Dans la forêt de Négociandre, Charles attend.

Tout peut s’acheter, pour quelques celtes.

Le tanneur perçoit l’argent de peaux lisses, tandis que la caisse du mercier tangue sur le fil.

Les langues de bois sont pendues au discours peu commode de l’ébéniste, et le maraîcher fait une fleur à l’une de ses clientes fidèles.

Le soleil généreux dore la pilule de l’apothicaire dont les huiles, essentielles, acquièrent quelques potions et élixirs de jeunesse.

La cervoise coule à flots du baril de l’aubergiste, lequel s’enivre de tout son soûl des écus tombant dans son escarcelle de cuir en peau de vache.

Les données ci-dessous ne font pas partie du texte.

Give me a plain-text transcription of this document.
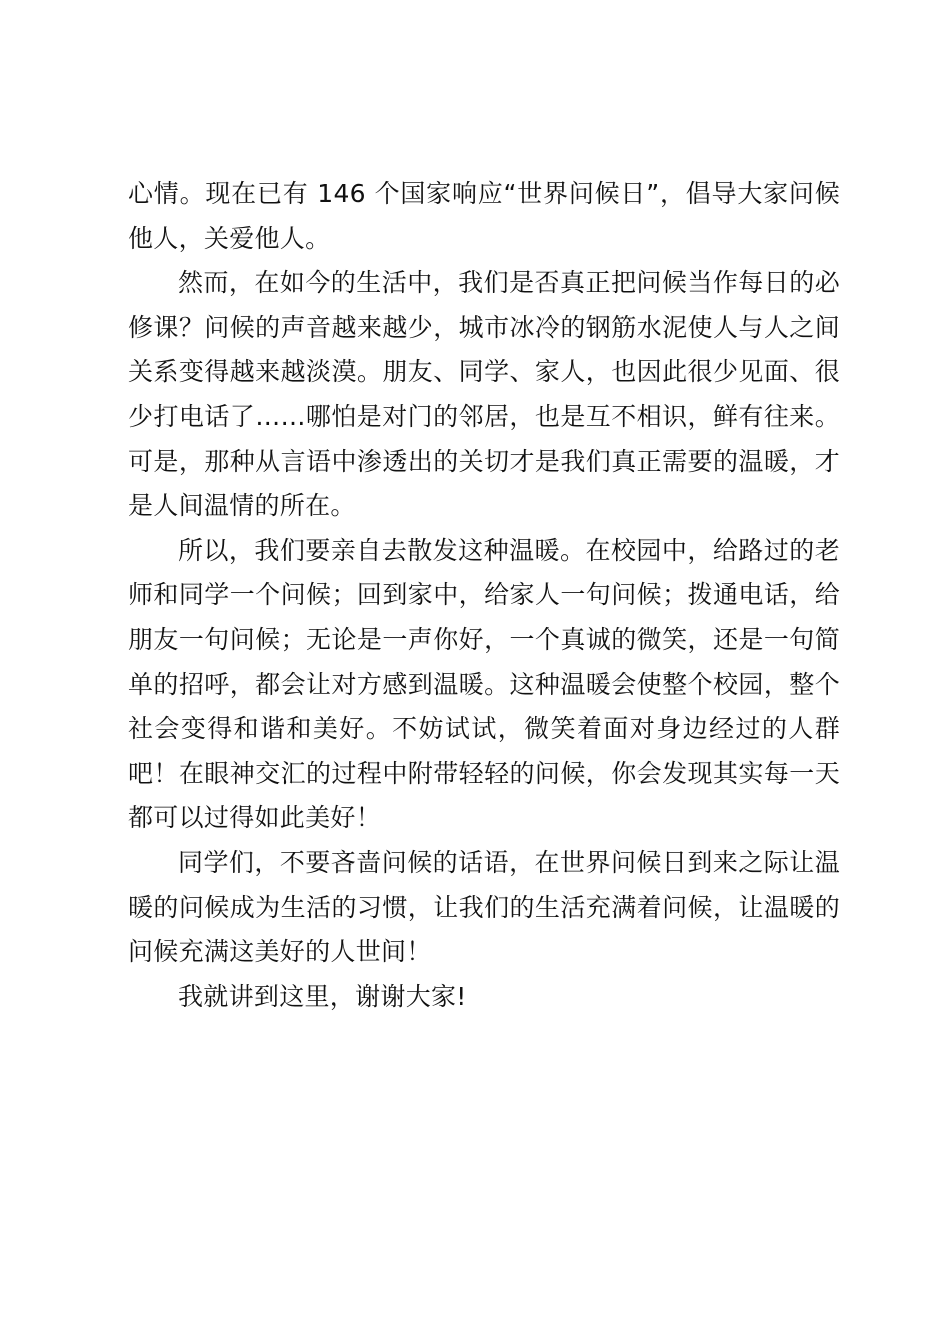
心情。现在已有 146 个国家响应“世界问候日”，倡导大家问候他人，关爱他人。

然而，在如今的生活中，我们是否真正把问候当作每日的必修课？问候的声音越来越少，城市冰冷的钢筋水泥使人与人之间关系变得越来越淡漠。朋友、同学、家人，也因此很少见面、很少打电话了……哪怕是对门的邻居，也是互不相识，鲜有往来。可是，那种从言语中渗透出的关切才是我们真正需要的温暖，才是人间温情的所在。

所以，我们要亲自去散发这种温暖。在校园中，给路过的老师和同学一个问候；回到家中，给家人一句问候；拨通电话，给朋友一句问候；无论是一声你好，一个真诚的微笑，还是一句简单的招呼，都会让对方感到温暖。这种温暖会使整个校园，整个社会变得和谐和美好。不妨试试，微笑着面对身边经过的人群吧！在眼神交汇的过程中附带轻轻的问候，你会发现其实每一天都可以过得如此美好！

同学们，不要吝啬问候的话语，在世界问候日到来之际让温暖的问候成为生活的习惯，让我们的生活充满着问候，让温暖的问候充满这美好的人世间！

我就讲到这里，谢谢大家!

Les écuyers tapent du sabot, exhalant une haleine de poney, haranguant les gueux à se tenir à l’écart de la place publique, afin de ne point porter ombrage aux nantis proches du marquis.

Oyez braves gens, que les hères exaspèrent, garnissez vos écuelles, offrez donc à votre belle, quelques breloques en or futiles, certes, mais autant qu’elles rutilent, elles arborent votre niveau de confort.

De nos jours c’est tout vu, seul compte le statut.

Kermesse et liesse, ne sont pas de sagesse, quand d’autres font les troncs, pour quelques graines de potiron.

Avoir faim de manger, ou manger à sa faim, faire festin ou quémander pour demain, question de lexique ou fossé pathétique…

L’ère éthique n’est pas pour demain, l’erratique justifie le dédain.

De l’embryon à la dernière onction, nous sommes tous des humains.

Les modèles économiques sont bien tous des légendes, profitant bien souvent à ceux qui les engendrent.

Après toute cette étude, heurtant les certitudes, il demeure un adage qui traverse les âges: « Tu bouffes, tu bouffes pas, tu crèves quand-même… »

Vincent Poitier, alias « le pensiologue. »

19 juin 2026.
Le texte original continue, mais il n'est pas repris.